The future of mass timber is a healthy one with CLT, glulam and LVL providing opportunities for zero carbon developments and there is a growing realisation that reducing embodied carbon is an important element of hitting net zero targets – what role can the use of mass timber play in reducing embodied carbon levels? Pablo explains: "Based on sustainably sourced European softwood (which is abundantly available – in Netherlands 99% of all the imported pine is coming from sustainable managed European forests with PEFC or FSC-certification), the built environment is a second carbon sink (1m3 of softwood stores about 1tonne of CO2 for the lifetime). If mass timber is then also used to substitute CO2 intensive materials such as concrete or steel then there is even a third CO2 benefit (in general 1 tonne of softwood, substituted for concrete/steel, leads to a CO2 reduction of 1.5 tonnes CO2). In total the combined benefit of 'climate smart' forestry, sustainable timber replacing other materials, could mitigate over 20% of European greenhouse gas emissions by 2030."

A common criticism of the construction industry is that it is conservative, set in its ways and reliant on traditional site-based practices with deeply ingrained supply chains and historical prejudices. As generations change, so do mindsets. But are climate pressures enough to swing more interest towards specifying timber systems?

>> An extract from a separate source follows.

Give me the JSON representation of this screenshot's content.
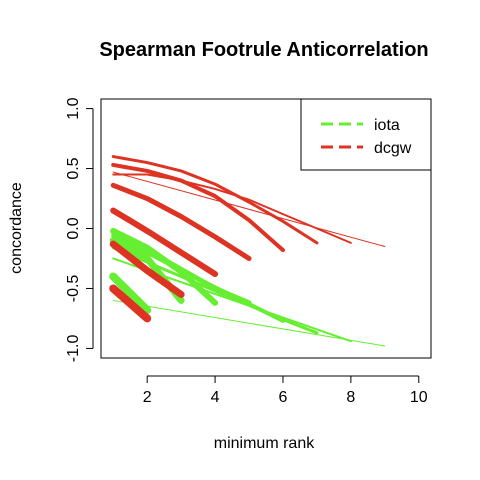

"We need to turn things around," says Pablo. "First get rid of the many misconceptions about mass timber building and show that they are incredibly pleasant to live in, better for health, better for the environment but very beautiful and stylish as well – providing new design possibilities. A mass timber building can be extremely modern and high end. We need to show that mass timber building is not only a climate solution but it's cool and sexy, in a similar way as the image of electric cars has shifted, the same needs to happen with mass timber buildings. But for this we need keep informing the audience through smart, targeted communication campaigns — design competitions, demonstrations, documentaries — reaching the right target groups."